La situación incluso ha empeorado en un año, expone Lide: “La población local está cansada. Al acabar la guerra, creían que iba a llegar la ayuda humanitaria, pero ha pasado el tiempo, ven que la ayuda no llega y están perdiendo la esperanza. La guerra ha sido durísima. Pese a todo, no percibimos ganas de salir de allí. Es su país, aman su tierra y han luchado mucho. Nos piden que no les abandonemos”.
Lamentan las dos guipuzcoanas que “las ONG grandes como Naciones Unidas, por ejemplo, podrían hacer más por Tigray”. En cambio, las pequeñas, como Egoaizia, tienen “un acceso más directo” a la población local: “Vamos a estar ahí para apoyar a las mujeres a superar sus traumas y a poner en marcha su economía. Tenemos un plan estratégico para los próximos tres años, y habrá mucho que hacer”.
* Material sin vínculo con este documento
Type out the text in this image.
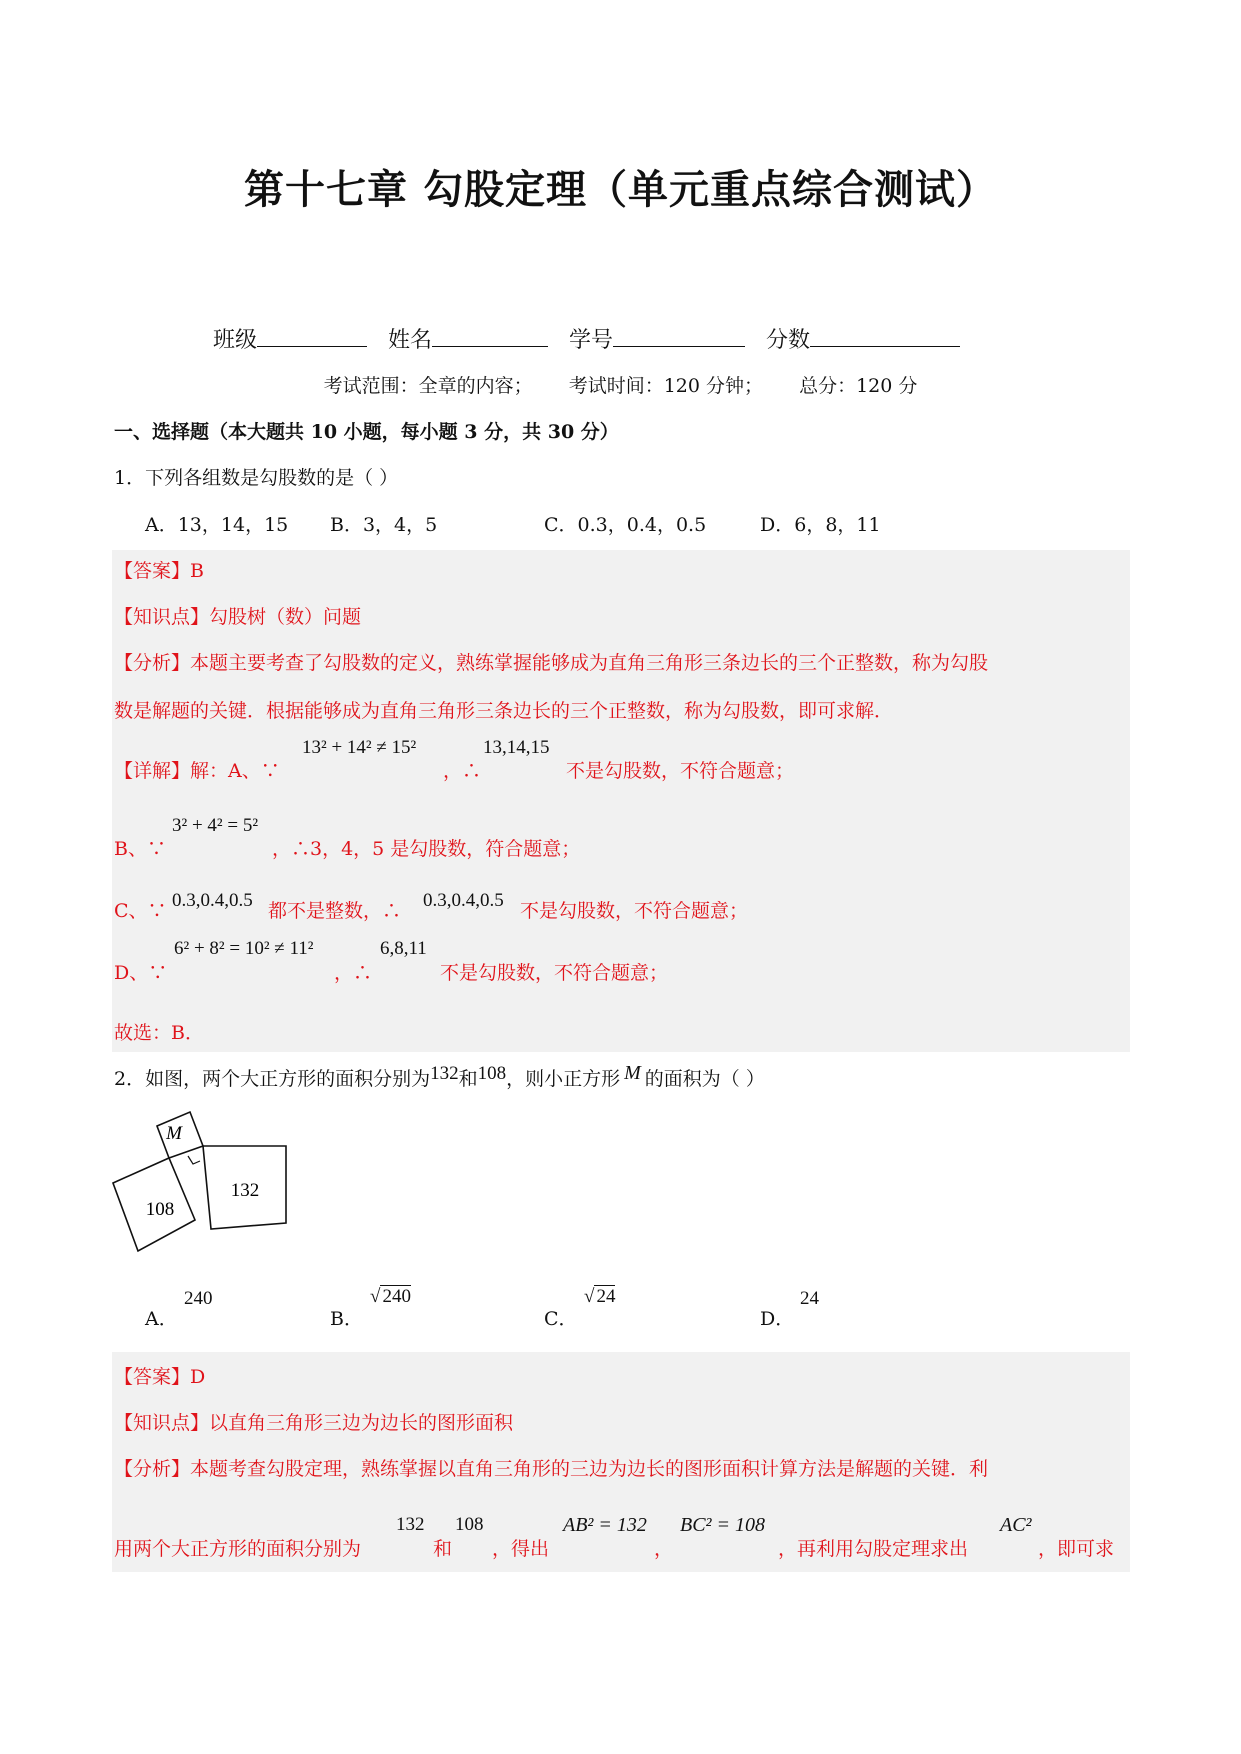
第十七章 勾股定理（单元重点综合测试）
班级	姓名	学号	分数
考试范围：全章的内容； 考试时间：120 分钟； 总分：120 分
一、选择题（本大题共 10 小题，每小题 3 分，共 30 分）
1．下列各组数是勾股数的是（ ）
A．13，14，15 B．3，4，5	C．0.3，0.4，0.5	D．6，8，11
【答案】B
【知识点】勾股树（数）问题
【分析】本题主要考查了勾股数的定义，熟练掌握能够成为直角三角形三条边长的三个正整数，称为勾股
数是解题的关键．根据能够成为直角三角形三条边长的三个正整数，称为勾股数，即可求解．
【详解】解：A、∵
13² + 14² ≠ 15²
，∴
13,14,15
不是勾股数，不符合题意；
B、∵
3² + 4² = 5²
，∴3，4，5 是勾股数，符合题意；
C、∵ 0.3,0.4,0.5 都不是整数，∴ 0.3,0.4,0.5 不是勾股数，不符合题意；
D、∵
6² + 8² = 10² ≠ 11²
，∴
6,8,11
不是勾股数，不符合题意；
故选：B．
2．如图，两个大正方形的面积分别为132和108，则小正方形 M 的面积为（ ）
M
132
108
A．
240
B．
√ 240
C．
√ 24
D．
24
【答案】D
【知识点】以直角三角形三边为边长的图形面积
【分析】本题考查勾股定理，熟练掌握以直角三角形的三边为边长的图形面积计算方法是解题的关键．利
用两个大正方形的面积分别为
132
和
108
，得出
AB² = 132
，
BC² = 108
，再利用勾股定理求出
AC²
，即可求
Con todo lo que cuentan Lierni y Lide, resulta aún más difícil de creer lo ”invisibilizada” que ha estado la guerra de Tigray: “Son muy conscientes de que no iba a haber un interés internacional en ellos. Etiopía no tiene ningún recurso económico que interese y por eso no se interviene”.
“Te culpabilizas”
Las integrantes de Egoaizia admiten que “por mucho que intentas ayudar, el problema te supera y piensas que puedes hacer mucho más. Son gente que necesitan muchas cosas. Nuestro lema es Soñemos con un mundo mejor, y tenemos esperanza de que cambien las cosas. De hecho, hemos visto mejorar la vida de muchas personas, pero el camino es largo y duro”.
Lide va más allá: “Vuelves y piensas en la suerte que tienes de vivir aquí y también en qué mierda estamos haciendo para que el mundo esté así. Te culpabilizas. Ves que hay tantos países que necesitan ayuda... Lo único que se puede hacer es aportar algo, como Egoaizia con Tigray”.